There was an audible exhalation of breath from around the circle, and a feeling like a balloon had been pricked with a slow puncture, a dissipating tension. Conor flexed his fingers and shoulders, and I heard his neck crack. Maybe he had been more tense than he had been letting on.

“I’m sorry about that,” he said. Santana shook her head.

“It’s okay. Someone had to say something.”

Dan nodded.

“Yeah, I’m glad you put a line in the sand. Fuck knows, I wasn’t about to fight him, but we couldn’t let him keep getting away with flouting the rules, could we. Right? I’m not wrong, am I?” He glanced around the circle, looking for agreement, and I found myself nodding, though I didn’t like the them and us mentality that was developing. Every reality TV show I’d ever watched, there was the pack, and the outsiders. And both could be a dangerous place to find yourself.

I remembered Conor’s words on the boat—every show needs a villain. And I remembered, too, Joel saying, these things have a formula… there’s always the alpha males, the ones who’re duking it out for the prize…

We were falling into the reality TV tropes I’d seen play out on-screen. And the implications of that unsettled me in a way I couldn’t quite articulate. Because the stakes here were so much higher than a trophy or a cash prize. The stakes here were life and death.

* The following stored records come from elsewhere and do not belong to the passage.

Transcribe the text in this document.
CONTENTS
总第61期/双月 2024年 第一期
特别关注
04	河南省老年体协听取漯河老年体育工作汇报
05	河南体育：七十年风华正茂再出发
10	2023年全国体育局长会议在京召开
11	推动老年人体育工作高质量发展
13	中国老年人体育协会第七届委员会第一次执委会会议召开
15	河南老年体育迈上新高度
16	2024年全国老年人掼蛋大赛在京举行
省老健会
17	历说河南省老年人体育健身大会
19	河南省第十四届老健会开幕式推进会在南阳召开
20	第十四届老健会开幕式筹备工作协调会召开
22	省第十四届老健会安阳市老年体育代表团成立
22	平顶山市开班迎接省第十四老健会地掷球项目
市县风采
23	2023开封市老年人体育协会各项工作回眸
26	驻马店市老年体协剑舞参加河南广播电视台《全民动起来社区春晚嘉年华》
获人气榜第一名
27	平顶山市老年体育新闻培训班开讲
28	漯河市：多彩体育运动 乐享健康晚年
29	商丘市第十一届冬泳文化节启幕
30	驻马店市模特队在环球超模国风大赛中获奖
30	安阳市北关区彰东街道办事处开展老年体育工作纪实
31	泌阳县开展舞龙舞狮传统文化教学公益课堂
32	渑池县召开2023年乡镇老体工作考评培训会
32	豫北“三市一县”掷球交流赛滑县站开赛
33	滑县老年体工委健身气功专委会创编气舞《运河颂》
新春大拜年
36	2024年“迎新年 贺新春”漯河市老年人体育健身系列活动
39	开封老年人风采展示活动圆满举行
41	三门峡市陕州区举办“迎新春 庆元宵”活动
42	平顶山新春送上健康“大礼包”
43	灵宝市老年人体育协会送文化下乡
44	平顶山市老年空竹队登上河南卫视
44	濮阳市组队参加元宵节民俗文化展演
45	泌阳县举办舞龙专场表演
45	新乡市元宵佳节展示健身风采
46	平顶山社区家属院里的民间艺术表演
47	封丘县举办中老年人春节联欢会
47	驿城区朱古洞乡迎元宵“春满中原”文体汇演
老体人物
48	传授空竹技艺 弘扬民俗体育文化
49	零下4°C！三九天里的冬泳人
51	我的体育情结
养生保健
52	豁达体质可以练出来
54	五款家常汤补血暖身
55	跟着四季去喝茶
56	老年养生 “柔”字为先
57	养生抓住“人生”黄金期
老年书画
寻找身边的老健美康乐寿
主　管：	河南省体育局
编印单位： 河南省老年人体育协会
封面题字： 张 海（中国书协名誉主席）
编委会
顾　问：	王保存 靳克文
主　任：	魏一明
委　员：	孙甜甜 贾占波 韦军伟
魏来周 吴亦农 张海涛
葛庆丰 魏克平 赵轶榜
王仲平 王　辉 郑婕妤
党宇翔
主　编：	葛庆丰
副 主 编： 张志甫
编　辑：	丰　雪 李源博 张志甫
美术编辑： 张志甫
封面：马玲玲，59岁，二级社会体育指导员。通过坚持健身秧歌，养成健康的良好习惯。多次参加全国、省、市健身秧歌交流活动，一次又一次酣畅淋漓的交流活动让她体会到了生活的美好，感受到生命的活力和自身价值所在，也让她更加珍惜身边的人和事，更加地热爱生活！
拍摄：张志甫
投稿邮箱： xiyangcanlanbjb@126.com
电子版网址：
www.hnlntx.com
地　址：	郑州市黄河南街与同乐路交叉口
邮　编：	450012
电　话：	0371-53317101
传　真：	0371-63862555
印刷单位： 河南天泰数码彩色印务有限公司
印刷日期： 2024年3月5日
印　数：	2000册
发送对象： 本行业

“I’m going to bed,” I said at last, standing up and draining the last of the coconut water in my cup. Somewhere over the course of the evening, a raging headache had set in, maybe thanks to the heat and dehydration, or perhaps triggered by the argument between Bayer and Conor.

“I’ll come too,” Santana said, and Dan nodded.

“Coming, Joel?”

“I’ll follow up,” Joel said. “Give Conor and Zana a hand clearing up.”

I nodded.

“Thanks, Joel. Will you guys be okay?”

“We’ll be fine,” Conor said. “Won’t we, Zana?”

“Yes,” Zana said, almost inaudibly. I bit my lip. I had to say something.

“Zana, listen, are you sure you’ll be okay getting out to the water villa? Because if you’re not—”

“She’ll be fine,” Conor said reassuringly. “Won’t you, Zana?”

“I was asking Zana,” I said, unable to prevent a note of irritation from creeping into my voice. Conor smiled and put up his hands.

“You’re right. Rude of me. Zana?”

“I’m fine,” Zana said, echoing Conor’s words. But she didn’t look it. She looked deathly pale. I turned and looked at Santana, trying to communicate my unease, but Santana was frowning down at her diabetes monitor, fiddling with something on the display.

“Dan?” I said at last, but he only shrugged.

“I’m bushed. Are you coming or not?”

I felt a wave of powerlessness sweep over me. But what could I do? If Zana was determined not to admit her fears in front of Conor, how could I bring them up?

“Okay,” I said. “Good night, all.”

And then I turned and followed Dan and Santana into the darkness.